Faced with an onslaught of malware attacks that leverage vulnerabilities and design weaknesses in Java, Oracle Corp. recently tweaked things so that Java now warns users about the security risks of running Java content. But new research suggests that the integrity and accuracy of these warning messages can be subverted easily in any number of ways, and that Oracle’s new security scheme actually punishes Java application developers who adhere to it.
Running a Java applet now pops up a security dialog box that presents users with information about the name, publisher and source of the application. Oracle says this pop-up is designed to warn users of potential security risks, such as using old versions of Java or running applet code that is not signed from a trusted Certificate Authority.
Security experts differ over whether regular users pay any mind whatsoever to these warnings. But to make matters worse, new research suggests most of the information contained in the pop-ups can be forged by malware writers.
In a series of scathing blog posts, longtime Java developer Jerry Jongerius details the various ways that attackers can subvert the usefulness of these dialog boxes. To illustrate his point, Jongerius uses an applet obtained from Oracle’s own Web site — javadetection.jar — and shows that the information in two out of three of its file descriptors (the “Name” and “Location” fields) can be changed, even if the applet is already cryptographically signed.
“The bottom line in all of this is not the security risk of the errors but that Oracle made such incredibly basic ‘101’ type errors — in allowing ‘unsigned information’ into their security dialogs,” Jongerius wrote in an email exchange. “The magnitude of that ‘fail’ is huge.”

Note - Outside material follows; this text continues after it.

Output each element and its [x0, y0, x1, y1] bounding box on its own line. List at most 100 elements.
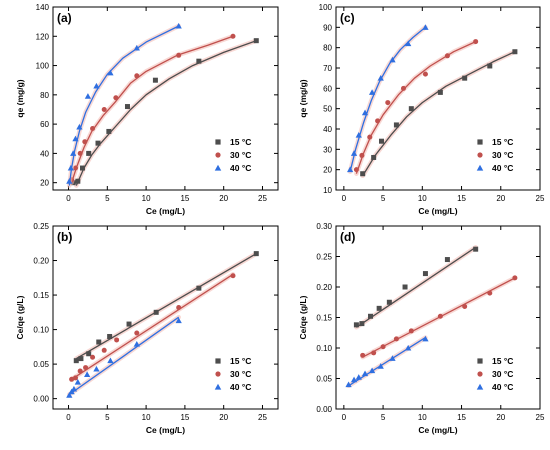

Jongerius presents the following scenario in which an attacker might use the dialog boxes to trick users into running unsafe applets:
“Imagine a hacker taking a real signed Java application for remote desktop control / assistance, and placing it on a gaming site, renaming it ‘Chess’. An unsuspecting end user would get a security popup from Java asking if they want to run ‘Chess’, and because they do, answer yes — but behind the scenes, the end user’s computer is now under the remote control of a hacker (and maybe to throw off suspicion, implemented a basic ‘Chess’ in HTML5 so it looks like that applet worked) — all because Oracle allowed the ‘Name’ in security dialogs to be forged to something innocent and incorrect.”
Oracle has not responded to requests for comment. But Jongerius is hardly the only software expert crying foul about the company’s security prompts. Will Dormann, writing for the Carnegie Mellon University’s Software Engineering Institute, actually warns Java developers against adopting a key tenet of Oracle’s new security guidelines.
Oracle recommends that all Java applets be cryptographically signed regardless of the privileges required by the program. Unsigned Java applets will run within a web page with a scary red warning that, “Running this application may be a security risk.” One of Java’s most-touted features is a “sandbox” security mechanism that is supposed to prevent certain functions when the applet is sent as part of a Web page. But according to both Jongerius and Dormann, Oracle made the default behavior for signed code to be full access to the computer (essentially, negating the usefulness of the sandbox).
“What about Oracle’s vision of a Java future where every Java applet is signed?,” asks Dormann, a longtime security research with the Department of Homeland Security’s US Computer Emergency Readiness Team (US-CERT). “What this vision means is that every Java applet, which would be signed, would also now be in a state where it could be repurposed because it is now no longer restricted by the sandbox. A poorly designed sandboxed Java applet can’t do much of anything. However, a poorly designed signed Java applet can do pretty much anything that native code can.”
Both Dormann and Jongerius offer a number of ideas that Oracle could use to remedy the situation. Only time will tell if the company will take notice of the recommendations. In the meantime, I’ll continue to urge regular Internet users to get rid of Java completely, or at least to disconnect the Java plugin from any Web browsers (obligatory disclaimer: this advice does not scale for business users, whose computers may rely on Java for specific applications).